Farhh is the horse that I originally wanted to back for today’s Eclipse, but he was never really a big enough price.

In hindsight – ah hindsight, our old faut ami – I should have backed him at the 6.0 that one firm was offering ‘with a run’ after he finished third in the Prince of Wales’s Stakes at Royal Ascot. I thought about it, but decided no. I had backed him for the Prince of Wales’s Stakes at 10.0, and I wasn’t certain that there wouldn’t have been a sense of chasing if I were to go in again at 6.0 for a race that was over two weeks away. Sometimes you’re not thinking straight after you have backed a loser who looked unlucky.

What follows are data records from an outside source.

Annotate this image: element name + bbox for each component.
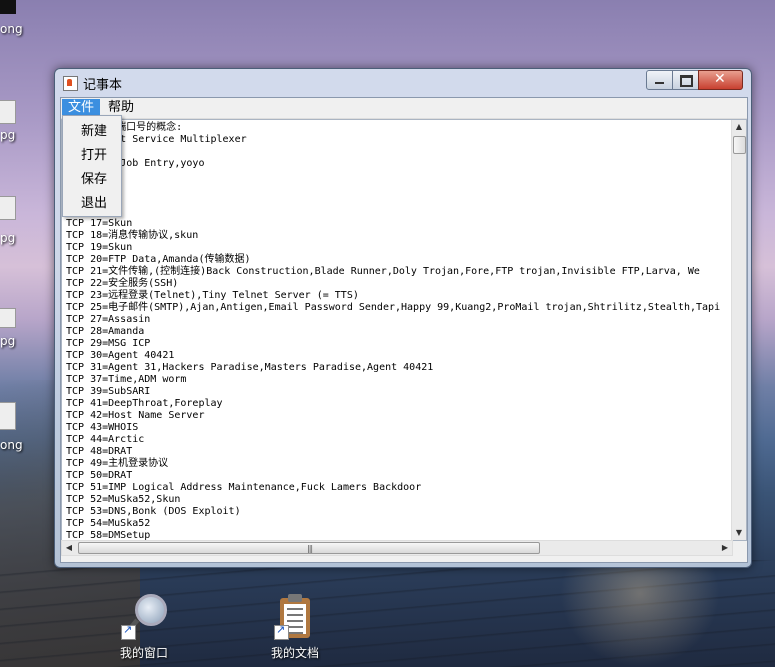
desktop-label-1[interactable]: ong	[0, 22, 23, 36]
file-menu-dropdown: 新建 打开 保存 退出	[62, 115, 122, 217]
text-line: TCP 21=文件传输,(控制连接)Back Construction,Blad…	[66, 266, 700, 277]
text-line: TCP 39=SubSARI	[66, 386, 151, 397]
text-line: TCP	[66, 170, 720, 182]
text-line: TCP 17=Skun	[66, 218, 133, 229]
close-button[interactable]: ✕	[698, 70, 743, 90]
text-line: TCP 27=Assasin	[66, 314, 151, 325]
scroll-left-icon[interactable]: ◀	[62, 541, 76, 555]
text-line: TCP 44=Arctic	[66, 434, 145, 445]
desktop-icon-1[interactable]	[0, 0, 16, 14]
grip-icon: |||	[307, 544, 313, 553]
menu-item-open[interactable]: 打开	[63, 144, 121, 168]
magnifier-icon	[121, 594, 167, 640]
text-line: TCP 18=消息传输协议,skun	[66, 230, 199, 241]
text-line: TCP 22=安全服务(SSH)	[66, 278, 179, 289]
desktop-icon-4[interactable]	[0, 308, 16, 328]
scroll-up-icon[interactable]: ▲	[732, 120, 746, 134]
title-bar[interactable]: 记事本 ✕	[55, 69, 751, 95]
maximize-icon	[680, 75, 693, 87]
text-line: TCP 43=WHOIS	[66, 422, 139, 433]
text-line: TCP 48=DRAT	[66, 446, 133, 457]
vertical-scroll-thumb[interactable]	[733, 136, 746, 154]
text-line: TCP 28=Amanda	[66, 326, 145, 337]
text-line: TCP 25=电子邮件(SMTP),Ajan,Antigen,Email Pas…	[66, 302, 721, 313]
notepad-window: 记事本 ✕ 文件 帮助 TCP 保留端口号的概念: TCP Port Servic…	[54, 68, 752, 568]
horizontal-scrollbar[interactable]: ◀ ||| ▶	[61, 540, 733, 556]
text-line: TCP 23=远程登录(Telnet),Tiny Telnet Server (…	[66, 290, 359, 301]
desktop-label-2[interactable]: pg	[0, 128, 15, 142]
desktop-label-5[interactable]: ong	[0, 438, 23, 452]
text-line: TCP 31=Agent 31,Hackers Paradise,Masters…	[66, 362, 434, 373]
close-icon: ✕	[714, 71, 726, 87]
text-line: TCP ber	[66, 194, 720, 206]
shortcut-label: 我的窗口	[119, 646, 168, 660]
window-title: 记事本	[83, 78, 123, 93]
desktop-label-3[interactable]: pg	[0, 231, 15, 245]
shortcut-my-documents[interactable]: 我的文档	[255, 594, 335, 661]
text-line: TCP 29=MSG ICP	[66, 338, 151, 349]
text-area[interactable]: TCP 保留端口号的概念: TCP Port Service Multiplexe…	[61, 119, 747, 541]
text-line: TCP Port Service Multiplexer	[66, 134, 247, 145]
scroll-down-icon[interactable]: ▼	[732, 526, 746, 540]
clipboard-icon	[274, 594, 316, 640]
vertical-scrollbar[interactable]: ▲ ▼	[731, 120, 746, 540]
minimize-icon	[655, 82, 664, 84]
scroll-right-icon[interactable]: ▶	[718, 541, 732, 555]
text-line: TCP 保留端口号的概念:	[66, 122, 183, 133]
text-line: TCP 53=DNS,Bonk (DOS Exploit)	[66, 506, 241, 517]
text-line: TCP 30=Agent 40421	[66, 350, 175, 361]
horizontal-scroll-thumb[interactable]: |||	[78, 542, 540, 554]
text-line: TCP 49=主机登录协议	[66, 458, 169, 469]
text-line: TCP 50=DRAT	[66, 470, 133, 481]
text-line: TCP n	[66, 206, 720, 218]
window-client: 文件 帮助 TCP 保留端口号的概念: TCP Port Service Mult…	[60, 97, 748, 563]
java-app-icon	[63, 76, 78, 91]
desktop-icon-2[interactable]	[0, 100, 16, 124]
text-line: TCP n	[66, 182, 720, 194]
maximize-button[interactable]	[672, 70, 699, 90]
text-line: TCP 20=FTP Data,Amanda(传输数据)	[66, 254, 251, 265]
text-line: TCP 41=DeepThroat,Foreplay	[66, 398, 223, 409]
shortcut-my-window[interactable]: 我的窗口	[104, 594, 184, 661]
menu-item-save[interactable]: 保存	[63, 168, 121, 192]
desktop-icon-5[interactable]	[0, 402, 16, 430]
menu-item-new[interactable]: 新建	[63, 120, 121, 144]
text-line: TCP 52=MuSka52,Skun	[66, 494, 181, 505]
text-line: TCP 42=Host Name Server	[66, 410, 205, 421]
menu-bar: 文件 帮助	[61, 98, 747, 119]
minimize-button[interactable]	[646, 70, 673, 90]
desktop-label-4[interactable]: pg	[0, 334, 15, 348]
text-content[interactable]: TCP 保留端口号的概念: TCP Port Service Multiplexe…	[66, 122, 721, 540]
shortcut-label: 我的文档	[270, 646, 319, 660]
text-line: TCP te Job Entry,yoyo	[66, 158, 205, 169]
shortcut-arrow-icon	[121, 623, 136, 640]
text-line: TCP 54=MuSka52	[66, 518, 151, 529]
text-line: TCP 51=IMP Logical Address Maintenance,F…	[66, 482, 422, 493]
desktop-icon-3[interactable]	[0, 196, 16, 220]
text-line: TCP 19=Skun	[66, 242, 133, 253]
shortcut-arrow-icon	[274, 623, 289, 640]
text-line: TCP 37=Time,ADM worm	[66, 374, 187, 385]
text-line: TCP h	[66, 146, 720, 158]
menu-item-exit[interactable]: 退出	[63, 192, 121, 216]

Farhh did look unlucky in the Prince of Wales’s Stakes, no question. He completely missed the break, which meant that he was further back in the field than ideal going around the home turn. He was hampered when early pace-setter Robin Hood fell back on top of him along the rail in the home straight, and then he got stuck between Planteur and the rail when he needed to go forward, as So You Think and Carlton House duelled up front.

By the time Christophe Soumillon on the pre-race free-sweating Planteur realised that he couldn’t win the race, and gave Frankie Dettori a little room on the rail, it was too late. There was just about time to save the each-way money, but not enough to win the race.

The fact that Farhh was able to pick up as well as he did once in the clear to get up for third place, under really just a hands-and-heels ride, told you that he is a high-class horse. He has raced just four times in his life, so there is the promise of much more to come. Also, he is by Pivotal and he has a round enough action, so the rains that are falling at Sandown are a significant positive. On good or fast ground he would have been much easier to oppose.

He is short, though, now at 3.4 in So You Think’s absence. The main worry about the Godolphin horse is that, given that he has run just four times in his life, he probably doesn’t take that much racing, and there is a chance that today’s race will come quickly enough after a hard race at Ascot. It may not have appeared as if he had that hard a race, but you don’t come out of handicap company to finish third in a Prince of Wales’s Stakes and not have a hard race.

I backed Cityscape each-way earlier in the week and, if I hadn’t, I would be backing him this morning at 6.8. He is still an under-rated horse in my book. He had been threatening for a while to put up a Group 1 performance, and he finally did so when he won the Dubai Duty Free at Meydan in March. He showed a turn of foot from the top of the home straight that day that only truly top class horses possess, he had the race well won by the time he passed the furlong pole, he had some high-class performers in his wake and he broke the track record.

He had never won a Group 1 race before that day, but he had shaped like a Group 1 horse on a number of occasions, most notably when he finished a close-up third behind Canford Cliffs and Goldikova – two of the best milers of this generation – in the Queen Anne Stakes at Royal Ascot last year on ground that really should have been too fast for him.

He proved at Meydan that he could stay nine furlongs, and trainer Roger Charlton said during the week that he is very hopeful that he will stay 10. Also, that Meydan win was on good ground, he proved that he didn’t need soft ground to be at his best. That said, at least a little bit of cut is good for him, so the rain is a positive.

Nathaniel has been well-backed all week, but it is going to be difficult for him to win an Eclipse on his seasonal debut, over a distance that is surely a fair bit short of his best. He is a 12-furlong horse in my book who would probably get further. Unless the rain turns the ground very soft, 4.8 looks very short.

Crackerjack King is an interesting recruit to the Marco Botti yard. His defeat of Afsare in a Group 1 race at Capannelle in May was given a boost of sorts yesterday when Luca Cumani’s horse was impressive in winning a listed race at Sandown, but he is a fast ground horse. He wouldn’t want the ground to deteriorate any further.

Bonfire represents the Derby form, but, Camelot apart, it is not a vintage Classic crop this year and Andrew Balding’s colt will have to put in a career-best by some way if he is to win. The other three-year-old Cogito is mildly interesting at a massive price, he could be a lot better than he has been able to show to date, he is a course winner and he was hampered when eighth in the St James’s Palace Stakes. It could be worth throwing a few quid away on him on Betdaq at 50 but, at current prices, Cityscape is the main bet.